With the ascent of Trump, who revealed his own racist attitudes as both a candidate and president, alt-right activists have made colleges a centerpiece of their recruitment strategies. Figures such as Richard Spencer (one of the giggling neo-Nazis seig heiling in this video) have rushed to college campuses under the guise of defending free speech. Putting colleges on the defensive for not showing the proper enthusiasm while letting fascists take the lectern is a neat trick, and it’s worked incredibly well. Many universities have bowed to alt-right pressure and allowed figures like Yiannopoulos, who planned to publicly announce the names of undocumented UC Berkeley students, to appear (the talk was later canceled).
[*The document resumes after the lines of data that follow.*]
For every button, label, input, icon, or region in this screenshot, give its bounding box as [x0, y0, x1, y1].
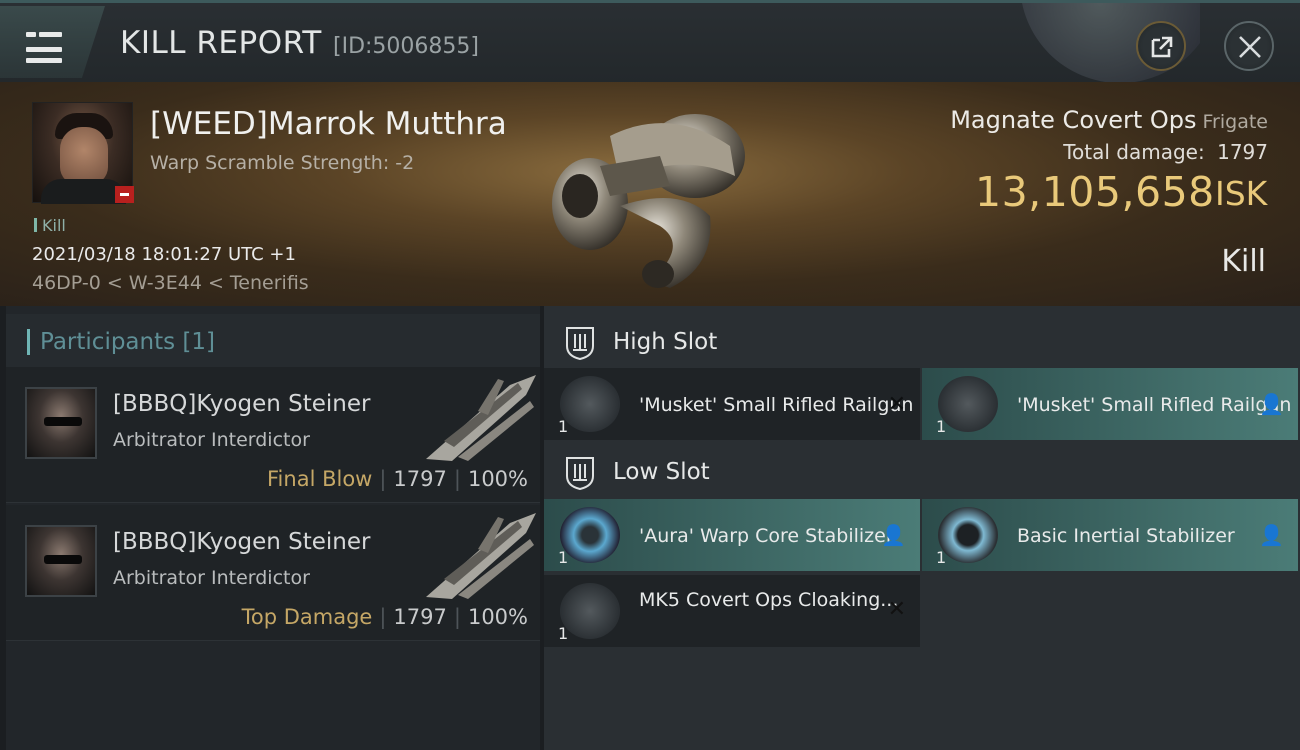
railgun-icon: [938, 376, 998, 432]
high-slot-icon: [566, 327, 594, 360]
close-button[interactable]: [1224, 21, 1274, 71]
total-damage: Total damage: 1797: [1063, 140, 1268, 164]
external-link-icon: [1151, 36, 1173, 58]
dropped-icon: 👤: [1259, 523, 1284, 547]
dropped-icon: 👤: [1259, 392, 1284, 416]
participant-tag: Final Blow: [267, 467, 373, 491]
fitting-panel: High Slot 1 'Musket' Small Rifled Railgu…: [544, 306, 1300, 750]
participant-ship-image[interactable]: [418, 509, 538, 605]
kill-report-header: KILL REPORT [ID:5006855]: [0, 0, 1300, 83]
avatar[interactable]: [25, 525, 97, 597]
participant-stats: Final Blow | 1797 | 100%: [267, 467, 528, 491]
page-title: KILL REPORT: [120, 25, 322, 61]
participants-title: Participants [1]: [40, 329, 215, 355]
participant-tag: Top Damage: [241, 605, 373, 629]
participant-name[interactable]: [BBBQ]Kyogen Steiner: [113, 529, 370, 555]
participants-header: Participants [1]: [6, 314, 540, 368]
participants-panel: Participants [1] [BBBQ]Kyogen Steiner Ar…: [6, 306, 540, 750]
warp-core-stabilizer-icon: [560, 507, 620, 563]
low-slot-icon: [566, 457, 594, 490]
module-name: Basic Inertial Stabilizer: [1017, 525, 1235, 547]
standing-negative-icon: [115, 186, 134, 203]
victim-name[interactable]: [WEED]Marrok Mutthra: [150, 106, 507, 142]
module-row[interactable]: 1 'Musket' Small Rifled Railgun ✕: [544, 368, 920, 440]
destroyed-icon: ✕: [887, 597, 906, 622]
isk-value: 13,105,658: [975, 168, 1215, 216]
victim-ship-type[interactable]: Magnate Covert Ops Frigate: [950, 106, 1268, 134]
module-name: MK5 Covert Ops Cloaking...: [639, 589, 899, 611]
kill-location[interactable]: 46DP-0 < W-3E44 < Tenerifis: [32, 272, 309, 294]
participant-damage: 1797: [393, 605, 447, 629]
warp-scramble-strength: Warp Scramble Strength: -2: [150, 152, 415, 174]
victim-ship-image[interactable]: [540, 96, 760, 296]
module-name: 'Musket' Small Rifled Railgun: [639, 394, 914, 416]
module-quantity: 1: [558, 417, 569, 436]
module-quantity: 1: [558, 624, 569, 643]
participant-ship: Arbitrator Interdictor: [113, 429, 310, 451]
participant-row[interactable]: [BBBQ]Kyogen Steiner Arbitrator Interdic…: [6, 367, 540, 503]
railgun-icon: [560, 376, 620, 432]
participant-stats: Top Damage | 1797 | 100%: [241, 605, 528, 629]
participant-ship-image[interactable]: [418, 371, 538, 467]
hamburger-icon: [26, 28, 62, 69]
module-quantity: 1: [558, 548, 569, 567]
close-icon: [1239, 36, 1261, 58]
isk-unit: ISK: [1215, 174, 1268, 213]
module-quantity: 1: [936, 548, 947, 567]
participant-name[interactable]: [BBBQ]Kyogen Steiner: [113, 391, 370, 417]
export-button[interactable]: [1136, 21, 1186, 71]
avatar[interactable]: [25, 387, 97, 459]
high-slot-header: High Slot: [544, 312, 1300, 370]
module-row[interactable]: 1 'Musket' Small Rifled Railgun 👤: [922, 368, 1298, 440]
total-damage-value: 1797: [1217, 140, 1268, 164]
module-row[interactable]: 1 MK5 Covert Ops Cloaking... ✕: [544, 575, 920, 647]
participant-damage: 1797: [393, 467, 447, 491]
participant-ship: Arbitrator Interdictor: [113, 567, 310, 589]
kill-timestamp: 2021/03/18 18:01:27 UTC +1: [32, 244, 296, 265]
ship-class: Frigate: [1202, 111, 1268, 133]
destroyed-icon: ✕: [887, 392, 906, 417]
module-name: 'Aura' Warp Core Stabilizer: [639, 525, 894, 547]
menu-button[interactable]: [0, 6, 105, 78]
ship-name: Magnate Covert Ops: [950, 106, 1197, 134]
participant-row[interactable]: [BBBQ]Kyogen Steiner Arbitrator Interdic…: [6, 505, 540, 641]
high-slot-title: High Slot: [613, 329, 718, 355]
low-slot-title: Low Slot: [613, 459, 710, 485]
kill-tag: Kill: [34, 216, 66, 235]
cloaking-device-icon: [560, 583, 620, 639]
module-quantity: 1: [936, 417, 947, 436]
dropped-icon: 👤: [881, 523, 906, 547]
inertial-stabilizer-icon: [938, 507, 998, 563]
low-slot-header: Low Slot: [544, 442, 1300, 500]
kill-result: Kill: [1221, 244, 1266, 279]
total-damage-label: Total damage:: [1063, 140, 1205, 164]
report-id: [ID:5006855]: [333, 34, 479, 59]
participant-percent: 100%: [467, 467, 528, 491]
participant-percent: 100%: [467, 605, 528, 629]
module-row[interactable]: 1 'Aura' Warp Core Stabilizer 👤: [544, 499, 920, 571]
module-name: 'Musket' Small Rifled Railgun: [1017, 394, 1292, 416]
module-row[interactable]: 1 Basic Inertial Stabilizer 👤: [922, 499, 1298, 571]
The result is that students are left to raise their voices against the speakers, and protests can erupt beyond expectations. Never mind the hundreds of thousands of dollars schools have had to shell out for the costs of hosting these vainglorious extremists and quelling the scenes they provoke.

Numerous white racists have been vocal about their goal of increasing the number of students in their ranks. “We will not rest until alt-right ideas are represented on campuses nationwide,” read a 2017 tweet from the founder of white supremacist group Identity Evropa, Nathan Damigo, whose Italian surname would have kept him out of any “white” power group in the early part of the last century.

“People in college are at this point in their lives where they are actually open to alternative perspectives, for better and for worse,” Richard Spencer told Mother Jones in 2016. “I think you do need to get them while they are young. I think rewiring the neurons of someone over 50 is effectively impossible.”

“It’s striking a blow directly at the heart of our foes,” Matthew Heimbach, a vocal white supremacist who physically attacked a black girl at a Trump rally in 2016, told the Washington Post. “It lets them know that there are people that are radically opposed to them, that aren’t afraid of them, that will challenge them. It shakes their thought that they’ve got the campus environment locked down and lets them know that people who oppose them go to their school or are a part of their local community.”

ADL head Greenblatt notes that we find ourselves in a “political environment where white supremacists have felt more welcome than any time in recent memory.” He suggests colleges find ways to highlight the fact that racist propaganda is a fringe view that has no rightful place on campus or in society at large.

“While campuses must respect and protect free speech, administrators must also address the need to counter hate groups’ messages and show these bigoted beliefs belong in the darkest shadows,” Greenblatt said in a statement, “not in our bright halls of learning.”

Kali Holloway is a senior writer and the associate editor of media and culture at AlterNet.